For one moment on Monday afternoon, the prices of several stocks on Nasdaq including those of Amazon, Apple, eBay, Google, and Microsoft were all priced exactly the same, $123.47.
Obviously, this couldn’t be correct; it would mean a sudden, massive drop in value for Amazon and Google and a huge increase in value for Microsoft and eBay. If it were true, Google’s market cap would fall from $623 billion to about $83 billion, while Microsoft’s market cap would be propelled to nearly $1 trillion.
The odd occurrence was caused by a data glitch, the Financial Times reported late Monday, that affected only some of the stocks listed on Nasdaq. While the stock prices remained unaltered on Nasdaq itself, third-party services such as Google Finance and Bloomberg displayed the erroneous $123.47 price for a while.
According to a statement from Nasdaq, the error occurred after “certain third parties improperly propagated test data that was distributed as part of the normal evening test procedures.”

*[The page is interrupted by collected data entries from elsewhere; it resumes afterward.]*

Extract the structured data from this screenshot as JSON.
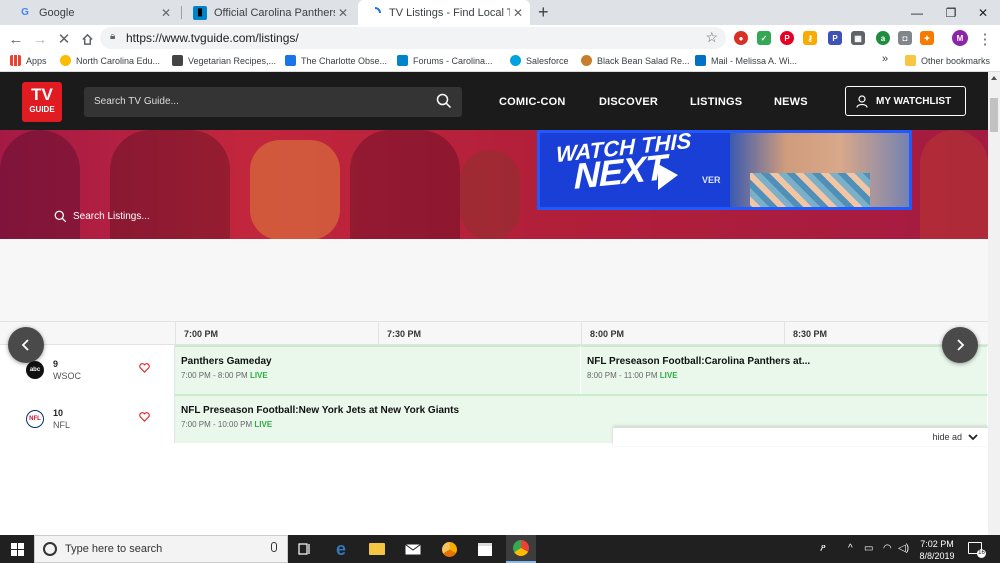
{
  "browser": {
    "tabs": [
      {
        "title": "Google",
        "favicon": "google-g-icon",
        "active": false
      },
      {
        "title": "Official Carolina Panthers at Chic",
        "favicon": "panthers-icon",
        "active": false
      },
      {
        "title": "TV Listings - Find Local TV Shows",
        "favicon": "loading-spinner-icon",
        "active": true
      }
    ],
    "new_tab_label": "+",
    "url": "https://www.tvguide.com/listings/",
    "profile_initial": "M",
    "bookmarks": [
      {
        "label": "Apps",
        "color": "#ea4335"
      },
      {
        "label": "North Carolina Edu...",
        "color": "#fbbc04"
      },
      {
        "label": "Vegetarian Recipes,...",
        "color": "#444444"
      },
      {
        "label": "The Charlotte Obse...",
        "color": "#1a73e8"
      },
      {
        "label": "Forums - Carolina...",
        "color": "#0085ca"
      },
      {
        "label": "Salesforce",
        "color": "#00a1e0"
      },
      {
        "label": "Black Bean Salad Re...",
        "color": "#c77d2e"
      },
      {
        "label": "Mail - Melissa A. Wi...",
        "color": "#0072c6"
      }
    ],
    "bookmarks_overflow": "»",
    "other_bookmarks": "Other bookmarks"
  },
  "site": {
    "logo_top": "TV",
    "logo_bottom": "GUIDE",
    "search_placeholder": "Search TV Guide...",
    "nav": [
      "COMIC-CON",
      "DISCOVER",
      "LISTINGS",
      "NEWS"
    ],
    "watchlist_label": "MY WATCHLIST",
    "hero_search_placeholder": "Search Listings...",
    "promo_line1": "WATCH THIS",
    "promo_line2": "NEXT",
    "promo_partial_text": "VER"
  },
  "listings": {
    "times": [
      "7:00 PM",
      "7:30 PM",
      "8:00 PM",
      "8:30 PM"
    ],
    "channels": [
      {
        "number": "9",
        "callsign": "WSOC",
        "logo": "abc-logo",
        "logo_text": "abc",
        "programs": [
          {
            "title": "Panthers Gameday",
            "time": "7:00 PM - 8:00 PM",
            "status": "LIVE"
          },
          {
            "title": "NFL Preseason Football:Carolina Panthers at...",
            "time": "8:00 PM - 11:00 PM",
            "status": "LIVE"
          }
        ]
      },
      {
        "number": "10",
        "callsign": "NFL",
        "logo": "nfl-network-logo",
        "logo_text": "NFL",
        "programs": [
          {
            "title": "NFL Preseason Football:New York Jets at New York Giants",
            "time": "7:00 PM - 10:00 PM",
            "status": "LIVE"
          }
        ]
      }
    ],
    "hide_ad_label": "hide ad"
  },
  "taskbar": {
    "search_placeholder": "Type here to search",
    "time": "7:02 PM",
    "date": "8/8/2019",
    "notification_count": "16"
  },
  "colors": {
    "brand_red": "#e01b22",
    "live_green": "#2eab44",
    "header_dark": "#1b1b1b"
  }
}
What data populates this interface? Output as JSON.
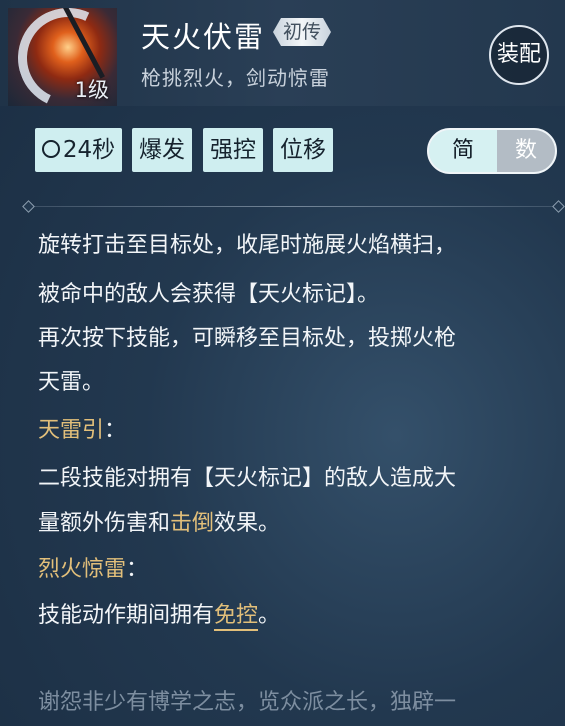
{
  "skill": {
    "level": "1级",
    "name": "天火伏雷",
    "rank": "初传",
    "subtitle": "枪挑烈火，剑动惊雷",
    "equip_label": "装配"
  },
  "tags": {
    "cooldown": "24秒",
    "items": [
      "爆发",
      "强控",
      "位移"
    ]
  },
  "mode": {
    "simple": "简",
    "detail": "数",
    "selected": "简"
  },
  "description": {
    "line1": "旋转打击至目标处，收尾时施展火焰横扫，",
    "line2": "被命中的敌人会获得【天火标记】。",
    "line3": "再次按下技能，可瞬移至目标处，投掷火枪",
    "line4": "天雷。",
    "effect1_title": "天雷引",
    "effect1_colon": "：",
    "effect1_line1": "二段技能对拥有【天火标记】的敌人造成大",
    "effect1_line2a": "量额外伤害和",
    "effect1_keyword": "击倒",
    "effect1_line2b": "效果。",
    "effect2_title": "烈火惊雷",
    "effect2_colon": "：",
    "effect2_line1a": "技能动作期间拥有",
    "effect2_keyword": "免控",
    "effect2_line1b": "。"
  },
  "lore": "谢怨非少有博学之志，览众派之长，独辟一",
  "colors": {
    "tag_bg": "#cfeef0",
    "keyword_gold": "#e2bf7a",
    "background": "#22384f"
  },
  "icons": [
    "skill-fire-spear-icon",
    "clock-icon"
  ]
}
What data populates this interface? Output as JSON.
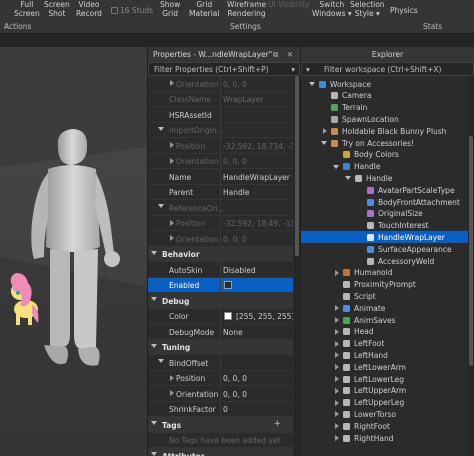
{
  "ribbon": {
    "full_screen": [
      "Full",
      "Screen"
    ],
    "screen_shot": [
      "Screen",
      "Shot"
    ],
    "video_record": [
      "Video",
      "Record"
    ],
    "studs": "16 Studs",
    "show_grid": [
      "Show",
      "Grid"
    ],
    "grid_material": [
      "Grid",
      "Material"
    ],
    "wireframe_rendering": [
      "Wireframe",
      "Rendering"
    ],
    "ui_visibility": "UI Visibility",
    "switch_windows": [
      "Switch",
      "Windows ▾"
    ],
    "selection_style": [
      "Selection",
      "Style ▾"
    ],
    "physics": "Physics",
    "sections": {
      "actions": "Actions",
      "settings": "Settings",
      "stats": "Stats"
    }
  },
  "properties": {
    "title": "Properties - W...ndleWrapLayer\"",
    "title_buttons": "⧉ ✕",
    "filter_placeholder": "Filter Properties (Ctrl+Shift+P)",
    "rows": [
      {
        "name": "Orientation",
        "value": "0, 0, 0",
        "state": "dim",
        "indent": 2,
        "arrow": "right"
      },
      {
        "name": "ClassName",
        "value": "WrapLayer",
        "state": "dim",
        "indent": 1
      },
      {
        "name": "HSRAssetId",
        "value": "",
        "state": "normal",
        "indent": 1
      },
      {
        "name": "ImportOrigin...",
        "value": "",
        "state": "dim",
        "indent": 1,
        "arrow": "down"
      },
      {
        "name": "Position",
        "value": "-32.592, 18.734, -3...",
        "state": "dim",
        "indent": 2,
        "arrow": "right"
      },
      {
        "name": "Orientation",
        "value": "0, 0, 0",
        "state": "dim",
        "indent": 2,
        "arrow": "right"
      },
      {
        "name": "Name",
        "value": "HandleWrapLayer",
        "state": "normal",
        "indent": 1
      },
      {
        "name": "Parent",
        "value": "Handle",
        "state": "normal",
        "indent": 1
      },
      {
        "name": "ReferenceOri...",
        "value": "",
        "state": "dim",
        "indent": 1,
        "arrow": "down"
      },
      {
        "name": "Position",
        "value": "-32.592, 18.49, -13...",
        "state": "dim",
        "indent": 2,
        "arrow": "right"
      },
      {
        "name": "Orientation",
        "value": "0, 0, 0",
        "state": "dim",
        "indent": 2,
        "arrow": "right"
      },
      {
        "name": "Behavior",
        "value": "",
        "state": "cat",
        "indent": 0,
        "arrow": "down"
      },
      {
        "name": "AutoSkin",
        "value": "Disabled",
        "state": "normal",
        "indent": 1
      },
      {
        "name": "Enabled",
        "value": "",
        "state": "sel",
        "indent": 1,
        "checkbox": true
      },
      {
        "name": "Debug",
        "value": "",
        "state": "cat",
        "indent": 0,
        "arrow": "down"
      },
      {
        "name": "Color",
        "value": "[255, 255, 255]",
        "state": "normal",
        "indent": 1,
        "swatch": true
      },
      {
        "name": "DebugMode",
        "value": "None",
        "state": "normal",
        "indent": 1
      },
      {
        "name": "Tuning",
        "value": "",
        "state": "cat",
        "indent": 0,
        "arrow": "down"
      },
      {
        "name": "BindOffset",
        "value": "",
        "state": "normal",
        "indent": 1,
        "arrow": "down"
      },
      {
        "name": "Position",
        "value": "0, 0, 0",
        "state": "normal",
        "indent": 2,
        "arrow": "right"
      },
      {
        "name": "Orientation",
        "value": "0, 0, 0",
        "state": "normal",
        "indent": 2,
        "arrow": "right"
      },
      {
        "name": "ShrinkFactor",
        "value": "0",
        "state": "normal",
        "indent": 1
      },
      {
        "name": "Tags",
        "value": "",
        "state": "cat",
        "indent": 0,
        "arrow": "down",
        "plus": "+"
      },
      {
        "name": "No Tags have been added yet",
        "value": "",
        "state": "dim",
        "indent": 1,
        "nosep": true
      },
      {
        "name": "Attributes",
        "value": "",
        "state": "cat",
        "indent": 0,
        "arrow": "down"
      }
    ]
  },
  "explorer": {
    "title": "Explorer",
    "filter_placeholder": "Filter workspace (Ctrl+Shift+X)",
    "rows": [
      {
        "label": "Workspace",
        "depth": 0,
        "toggle": "down",
        "icon": "workspace-icon",
        "color": "#3aa0ff"
      },
      {
        "label": "Camera",
        "depth": 1,
        "icon": "camera-icon",
        "color": "#cfcfcf"
      },
      {
        "label": "Terrain",
        "depth": 1,
        "icon": "terrain-icon",
        "color": "#4fbf5b"
      },
      {
        "label": "SpawnLocation",
        "depth": 1,
        "icon": "spawn-icon",
        "color": "#bfbfbf"
      },
      {
        "label": "Holdable Black Bunny Plush",
        "depth": 1,
        "toggle": "right",
        "icon": "model-icon",
        "color": "#e0a050"
      },
      {
        "label": "Try on Accessories!",
        "depth": 1,
        "toggle": "down",
        "icon": "model-icon",
        "color": "#e0a050"
      },
      {
        "label": "Body Colors",
        "depth": 2,
        "icon": "body-colors-icon",
        "color": "#e0c040"
      },
      {
        "label": "Handle",
        "depth": 2,
        "toggle": "down",
        "icon": "accessory-icon",
        "color": "#4a90e2"
      },
      {
        "label": "Handle",
        "depth": 3,
        "toggle": "down",
        "icon": "part-icon",
        "color": "#d0d0d0"
      },
      {
        "label": "AvatarPartScaleType",
        "depth": 4,
        "icon": "value-icon",
        "color": "#c080e0"
      },
      {
        "label": "BodyFrontAttachment",
        "depth": 4,
        "icon": "attachment-icon",
        "color": "#4fa0ff"
      },
      {
        "label": "OriginalSize",
        "depth": 4,
        "icon": "value-icon",
        "color": "#c080e0"
      },
      {
        "label": "TouchInterest",
        "depth": 4,
        "icon": "touch-icon",
        "color": "#d0d0d0"
      },
      {
        "label": "HandleWrapLayer",
        "depth": 4,
        "icon": "wrap-layer-icon",
        "color": "#ffffff",
        "selected": true
      },
      {
        "label": "SurfaceAppearance",
        "depth": 4,
        "icon": "surface-icon",
        "color": "#4fa0ff"
      },
      {
        "label": "AccessoryWeld",
        "depth": 4,
        "icon": "weld-icon",
        "color": "#d0d0d0"
      },
      {
        "label": "Humanoid",
        "depth": 2,
        "toggle": "right",
        "icon": "humanoid-icon",
        "color": "#e08040"
      },
      {
        "label": "ProximityPrompt",
        "depth": 2,
        "icon": "prompt-icon",
        "color": "#d0d0d0"
      },
      {
        "label": "Script",
        "depth": 2,
        "icon": "script-icon",
        "color": "#d0d0d0"
      },
      {
        "label": "Animate",
        "depth": 2,
        "toggle": "right",
        "icon": "script-icon",
        "color": "#4fa0ff"
      },
      {
        "label": "AnimSaves",
        "depth": 2,
        "toggle": "right",
        "icon": "anim-icon",
        "color": "#4fbf5b"
      },
      {
        "label": "Head",
        "depth": 2,
        "toggle": "right",
        "icon": "meshpart-icon",
        "color": "#d0d0d0"
      },
      {
        "label": "LeftFoot",
        "depth": 2,
        "toggle": "right",
        "icon": "meshpart-icon",
        "color": "#d0d0d0"
      },
      {
        "label": "LeftHand",
        "depth": 2,
        "toggle": "right",
        "icon": "meshpart-icon",
        "color": "#d0d0d0"
      },
      {
        "label": "LeftLowerArm",
        "depth": 2,
        "toggle": "right",
        "icon": "meshpart-icon",
        "color": "#d0d0d0"
      },
      {
        "label": "LeftLowerLeg",
        "depth": 2,
        "toggle": "right",
        "icon": "meshpart-icon",
        "color": "#d0d0d0"
      },
      {
        "label": "LeftUpperArm",
        "depth": 2,
        "toggle": "right",
        "icon": "meshpart-icon",
        "color": "#d0d0d0"
      },
      {
        "label": "LeftUpperLeg",
        "depth": 2,
        "toggle": "right",
        "icon": "meshpart-icon",
        "color": "#d0d0d0"
      },
      {
        "label": "LowerTorso",
        "depth": 2,
        "toggle": "right",
        "icon": "meshpart-icon",
        "color": "#d0d0d0"
      },
      {
        "label": "RightFoot",
        "depth": 2,
        "toggle": "right",
        "icon": "meshpart-icon",
        "color": "#d0d0d0"
      },
      {
        "label": "RightHand",
        "depth": 2,
        "toggle": "right",
        "icon": "meshpart-icon",
        "color": "#d0d0d0"
      }
    ]
  },
  "colors": {
    "selection": "#0a5fc2",
    "panel": "#2b2b2b",
    "header": "#363636"
  }
}
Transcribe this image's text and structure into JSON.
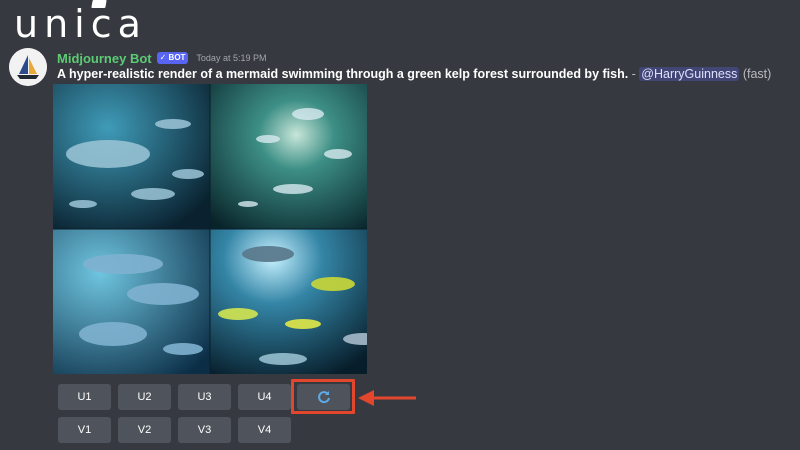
{
  "brand": {
    "logo_text": "unica"
  },
  "message": {
    "username": "Midjourney Bot",
    "badge": "✓ BOT",
    "timestamp": "Today at 5:19 PM",
    "prompt": "A hyper-realistic render of a mermaid swimming through a green kelp forest surrounded by fish.",
    "separator": " - ",
    "mention": "@HarryGuinness",
    "mode": "(fast)"
  },
  "image": {
    "description_icon": "image-grid",
    "quadrants": 4
  },
  "buttons": {
    "upscale": [
      "U1",
      "U2",
      "U3",
      "U4"
    ],
    "variation": [
      "V1",
      "V2",
      "V3",
      "V4"
    ],
    "reroll_icon": "refresh-icon"
  },
  "colors": {
    "background": "#36393f",
    "button": "#4f545c",
    "username": "#5ccb74",
    "badge": "#5865f2",
    "highlight": "#e2462d"
  }
}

While temporary, the glitch was scary, and reminiscent of the 2010 flash crash, in which major U.S. stock indexes, including Nasdaq, collapsed within minutes, erasing trillions of dollars of value before quickly rebounding. That, however, was a far more dangerous occurrence, as the stock prices really did plummet due to a combination of market manipulations and automated high-frequency trading tools which initiated a selling frenzy.
Monday’s glitch was different. Despite sporadic claims of some trades being made at the $123.47 price, Nasdaq told the FT that it did not affect market trading. The biggest consequences appear to be a bit of confusion among traders and a fun day for companies like Sears and Zynga, who saw their stock prices suddenly jump by a few thousand percent.